Behind many of the arguments against the medical model lies the work of two men: psychologist Thomas Szasz and philosopher Herbert Fingarette. Few people completely accepted Szasz's radical critique of the "therapeutic state," but still fewer discounted it altogether. Szasz's arguments that the disease metaphor is just that, a metaphor, and that the state has no business overseeing its citizens' mental conditions have made a lasting impression.
Fingarette, in his recent book Heavy Drinking, not only made philosophical points but also demolished the empirical evidence that alcoholism is a disease. The Supreme Court drew on his work in its V.A. decision; so did many of the conference attendees. (For a summary of Fingarette's arguments, see the Spring 1988 issue of The Public Interest.)

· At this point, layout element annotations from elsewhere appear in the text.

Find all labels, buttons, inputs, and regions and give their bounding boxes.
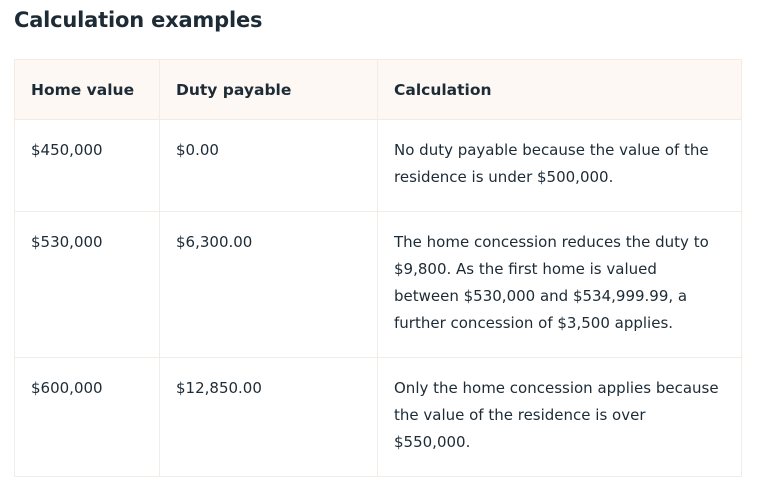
header-home-value: Home value (14, 59, 160, 120)
table-row: $450,000 $0.00 No duty payable because t… (14, 119, 742, 212)
table-header-row: Home value Duty payable Calculation (14, 59, 742, 120)
duty-payable-cell: $12,850.00 (159, 357, 378, 477)
table-row: $600,000 $12,850.00 Only the home conces… (14, 357, 742, 477)
calculation-cell: Only the home concession applies because… (377, 357, 742, 477)
calculation-examples-table: Home value Duty payable Calculation $450… (14, 59, 742, 477)
header-duty-payable: Duty payable (159, 59, 378, 120)
home-value-cell: $450,000 (14, 119, 160, 212)
home-value-cell: $530,000 (14, 211, 160, 358)
calculation-cell: No duty payable because the value of the… (377, 119, 742, 212)
section-title: Calculation examples (14, 8, 263, 32)
duty-payable-cell: $0.00 (159, 119, 378, 212)
calculation-cell: The home concession reduces the duty to … (377, 211, 742, 358)
header-calculation: Calculation (377, 59, 742, 120)
duty-payable-cell: $6,300.00 (159, 211, 378, 358)
table-row: $530,000 $6,300.00 The home concession r… (14, 211, 742, 358)
home-value-cell: $600,000 (14, 357, 160, 477)
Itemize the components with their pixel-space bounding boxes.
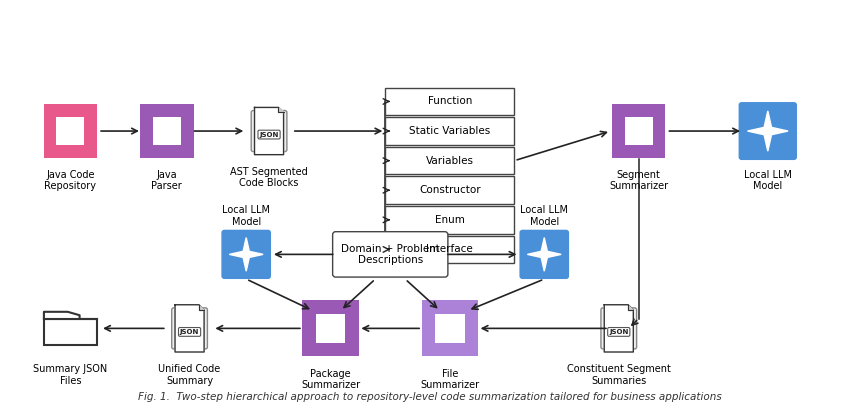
Text: Fig. 1.  Two-step hierarchical approach to repository-level code summarization t: Fig. 1. Two-step hierarchical approach t… xyxy=(138,392,722,402)
FancyBboxPatch shape xyxy=(421,300,478,357)
Text: JSON: JSON xyxy=(260,132,279,138)
FancyBboxPatch shape xyxy=(385,176,514,204)
FancyBboxPatch shape xyxy=(57,117,84,145)
FancyBboxPatch shape xyxy=(739,102,797,160)
Text: JSON: JSON xyxy=(180,329,200,335)
FancyBboxPatch shape xyxy=(140,104,194,158)
Text: Java Code
Repository: Java Code Repository xyxy=(45,170,96,191)
FancyBboxPatch shape xyxy=(44,104,97,158)
FancyBboxPatch shape xyxy=(385,236,514,263)
Text: Static Variables: Static Variables xyxy=(409,126,490,136)
FancyBboxPatch shape xyxy=(435,314,464,343)
Polygon shape xyxy=(628,305,633,310)
Text: Summary JSON
Files: Summary JSON Files xyxy=(34,364,108,385)
Text: Enum: Enum xyxy=(435,215,464,225)
Polygon shape xyxy=(605,305,633,352)
Text: Local LLM
Model: Local LLM Model xyxy=(744,170,792,191)
Text: JSON: JSON xyxy=(609,329,629,335)
Text: Constituent Segment
Summaries: Constituent Segment Summaries xyxy=(567,364,671,385)
Text: Package
Summarizer: Package Summarizer xyxy=(301,369,360,390)
Text: Segment
Summarizer: Segment Summarizer xyxy=(609,170,668,191)
FancyBboxPatch shape xyxy=(385,117,514,145)
Text: Local LLM
Model: Local LLM Model xyxy=(520,205,568,227)
Text: Unified Code
Summary: Unified Code Summary xyxy=(158,364,221,385)
Polygon shape xyxy=(255,108,284,155)
FancyBboxPatch shape xyxy=(601,308,636,349)
Polygon shape xyxy=(527,238,561,271)
FancyBboxPatch shape xyxy=(44,319,97,345)
FancyBboxPatch shape xyxy=(221,230,271,279)
FancyBboxPatch shape xyxy=(251,111,287,151)
FancyBboxPatch shape xyxy=(333,232,448,277)
Polygon shape xyxy=(199,305,204,310)
Text: Local LLM
Model: Local LLM Model xyxy=(222,205,270,227)
FancyBboxPatch shape xyxy=(172,308,207,349)
FancyBboxPatch shape xyxy=(385,88,514,115)
Text: Domain + Problem
Descriptions: Domain + Problem Descriptions xyxy=(341,244,439,265)
Text: Java
Parser: Java Parser xyxy=(151,170,182,191)
Polygon shape xyxy=(44,312,80,319)
Text: Constructor: Constructor xyxy=(419,185,481,195)
Text: Variables: Variables xyxy=(426,156,474,166)
FancyBboxPatch shape xyxy=(519,230,569,279)
FancyBboxPatch shape xyxy=(624,117,653,145)
FancyBboxPatch shape xyxy=(316,314,346,343)
FancyBboxPatch shape xyxy=(385,206,514,234)
Text: Function: Function xyxy=(427,96,472,106)
Polygon shape xyxy=(747,111,788,151)
Polygon shape xyxy=(230,238,263,271)
Text: Interface: Interface xyxy=(427,244,473,254)
Text: AST Segmented
Code Blocks: AST Segmented Code Blocks xyxy=(230,166,308,188)
Polygon shape xyxy=(175,305,204,352)
FancyBboxPatch shape xyxy=(303,300,359,357)
Text: File
Summarizer: File Summarizer xyxy=(421,369,479,390)
FancyBboxPatch shape xyxy=(611,104,666,158)
FancyBboxPatch shape xyxy=(385,147,514,174)
Polygon shape xyxy=(279,108,284,113)
FancyBboxPatch shape xyxy=(153,117,181,145)
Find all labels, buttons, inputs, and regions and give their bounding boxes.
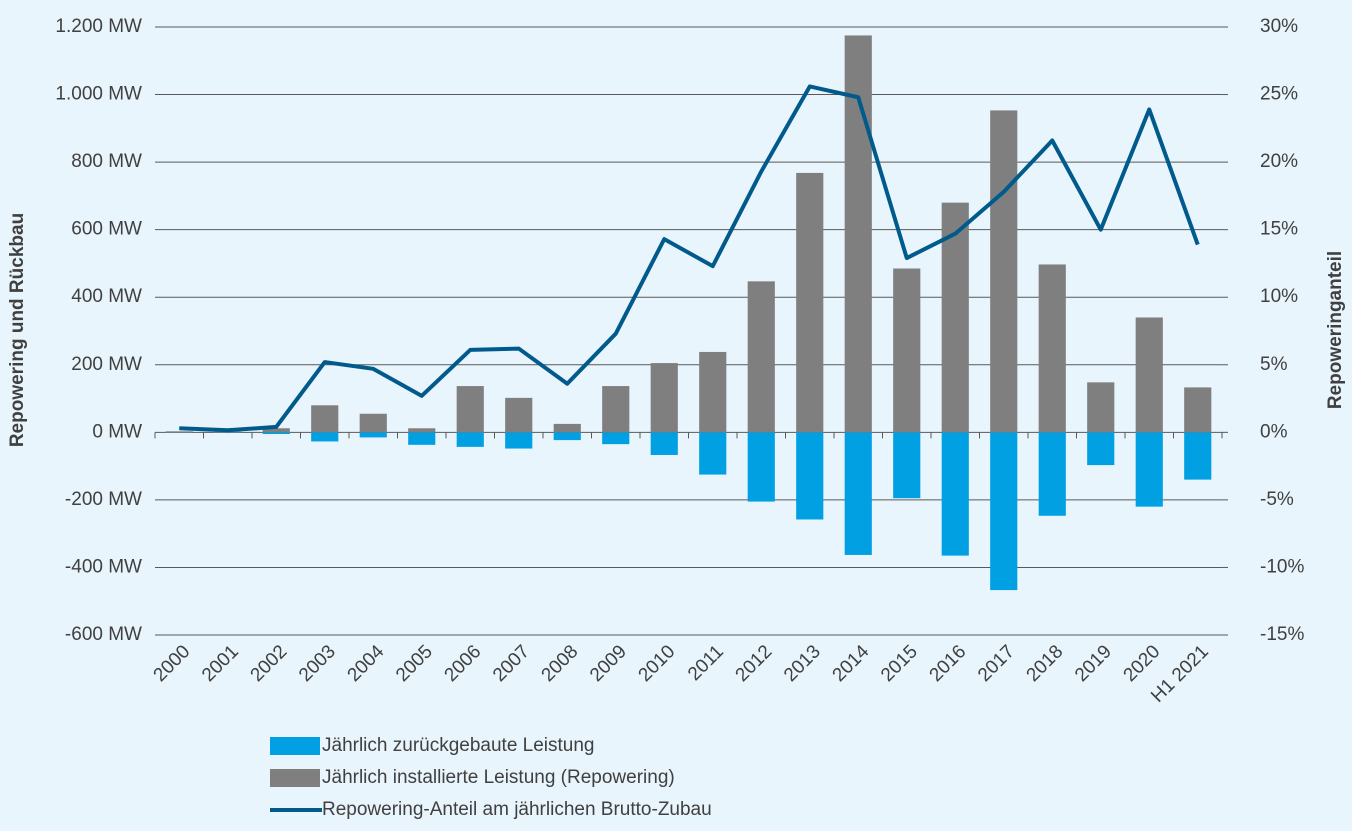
legend-swatch xyxy=(270,737,320,755)
legend-label: Jährlich installierte Leistung (Repoweri… xyxy=(322,767,675,788)
x-tick-label: 2014 xyxy=(829,641,874,686)
x-tick-label: 2018 xyxy=(1023,641,1068,686)
x-tick-label: 2001 xyxy=(198,641,243,686)
bar xyxy=(941,202,969,433)
bar xyxy=(844,432,872,555)
y-tick-label: 1.000 MW xyxy=(55,84,142,105)
x-tick-label: 2008 xyxy=(538,641,583,686)
x-tick-label: 2015 xyxy=(877,641,922,686)
bar xyxy=(1184,387,1212,433)
y-tick-label: -400 MW xyxy=(65,556,142,577)
y-tick-label: 600 MW xyxy=(71,219,142,240)
x-tick-label: 2003 xyxy=(295,641,340,686)
bar xyxy=(699,351,727,433)
x-tick-label: 2010 xyxy=(635,641,680,686)
bar xyxy=(650,432,678,455)
y2-tick-label: 15% xyxy=(1260,219,1298,240)
bar xyxy=(408,432,436,445)
legend-label: Jährlich zurückgebaute Leistung xyxy=(322,735,595,756)
x-tick-label: 2002 xyxy=(247,641,292,686)
x-tick-label: 2020 xyxy=(1120,641,1165,686)
bar xyxy=(359,413,387,433)
bar xyxy=(1087,382,1115,433)
x-tick-label: 2013 xyxy=(780,641,825,686)
bar xyxy=(747,432,775,502)
bar xyxy=(1135,432,1163,507)
bar xyxy=(1038,264,1066,433)
legend-label: Repowering-Anteil am jährlichen Brutto-Z… xyxy=(322,799,712,820)
bar xyxy=(796,432,824,520)
x-tick-label: 2004 xyxy=(344,641,389,686)
y2-tick-label: -10% xyxy=(1260,556,1304,577)
y2-tick-label: -15% xyxy=(1260,624,1304,645)
x-tick-label: 2000 xyxy=(150,641,195,686)
y-tick-label: 1.200 MW xyxy=(55,16,142,37)
x-tick-label: 2005 xyxy=(392,641,437,686)
bar xyxy=(553,423,581,433)
y2-tick-label: 10% xyxy=(1260,286,1298,307)
bar xyxy=(893,432,921,499)
bar xyxy=(262,428,290,433)
x-tick-label: 2017 xyxy=(974,641,1019,686)
y-tick-label: 400 MW xyxy=(71,286,142,307)
legend-swatch xyxy=(270,769,320,787)
bar xyxy=(553,432,581,441)
bar xyxy=(408,428,436,433)
y-tick-label: 0 MW xyxy=(92,421,142,442)
y2-tick-label: 25% xyxy=(1260,84,1298,105)
y2-tick-label: -5% xyxy=(1260,489,1294,510)
y-tick-label: -600 MW xyxy=(65,624,142,645)
x-tick-label: 2011 xyxy=(684,641,728,685)
bar xyxy=(990,432,1018,591)
x-tick-label: 2012 xyxy=(732,641,777,686)
bar xyxy=(796,172,824,433)
bar xyxy=(699,432,727,475)
y-tick-label: 800 MW xyxy=(71,151,142,172)
y-tick-label: -200 MW xyxy=(65,489,142,510)
y2-tick-label: 5% xyxy=(1260,354,1288,375)
x-tick-label: 2009 xyxy=(586,641,631,686)
y2-tick-label: 0% xyxy=(1260,421,1288,442)
y2-tick-label: 20% xyxy=(1260,151,1298,172)
x-tick-label: 2007 xyxy=(489,641,534,686)
bar xyxy=(311,432,339,442)
y-axis-title: Repowering und Rückbau xyxy=(7,213,28,447)
bar xyxy=(893,268,921,433)
bar xyxy=(505,432,533,449)
bar xyxy=(359,432,387,438)
bar xyxy=(602,432,630,445)
bar xyxy=(456,432,484,447)
line xyxy=(179,84,1200,433)
bar xyxy=(602,386,630,433)
bar xyxy=(1038,432,1066,516)
x-tick-label: 2019 xyxy=(1071,641,1116,686)
bar xyxy=(1135,317,1163,433)
bar xyxy=(311,405,339,433)
bar xyxy=(990,110,1018,433)
y-tick-label: 200 MW xyxy=(71,354,142,375)
bar xyxy=(650,363,678,433)
y2-axis-title: Repoweringanteil xyxy=(1325,251,1346,409)
bar xyxy=(505,397,533,433)
y2-tick-label: 30% xyxy=(1260,16,1298,37)
x-tick-label: 2006 xyxy=(441,641,486,686)
x-tick-label: 2016 xyxy=(926,641,971,686)
bar xyxy=(1087,432,1115,466)
bar xyxy=(1184,432,1212,480)
bar xyxy=(165,431,193,433)
bar xyxy=(456,386,484,433)
bar xyxy=(941,432,969,556)
bar xyxy=(747,281,775,433)
bar xyxy=(262,432,290,435)
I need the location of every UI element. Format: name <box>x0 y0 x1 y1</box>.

To change the drug laws, we have to do two things: convince the public that they should be changed and suggest an alternative. In the name of saving people from the disease of addiction, the war on drugs now imposes tremendous costs on nonaddicts—in crime, lost liberties, diverted law enforcement, and tax dollars and cents. Every child shot in gang crossfire and every drug cop killed in the line of duty is a martyr to the idea that the law should protect addicts from themselves.
We have to abandon that idea and to make drug users responsible for their own actions—and their own choices. Drug reformers are beginning to realize that only when we relinquish the medical metaphor and treat addicts not as victims to be cared for or criminals to be punished will we find a way out of the current battle zone.
Virginia I. Postrel is associate editor of REASON.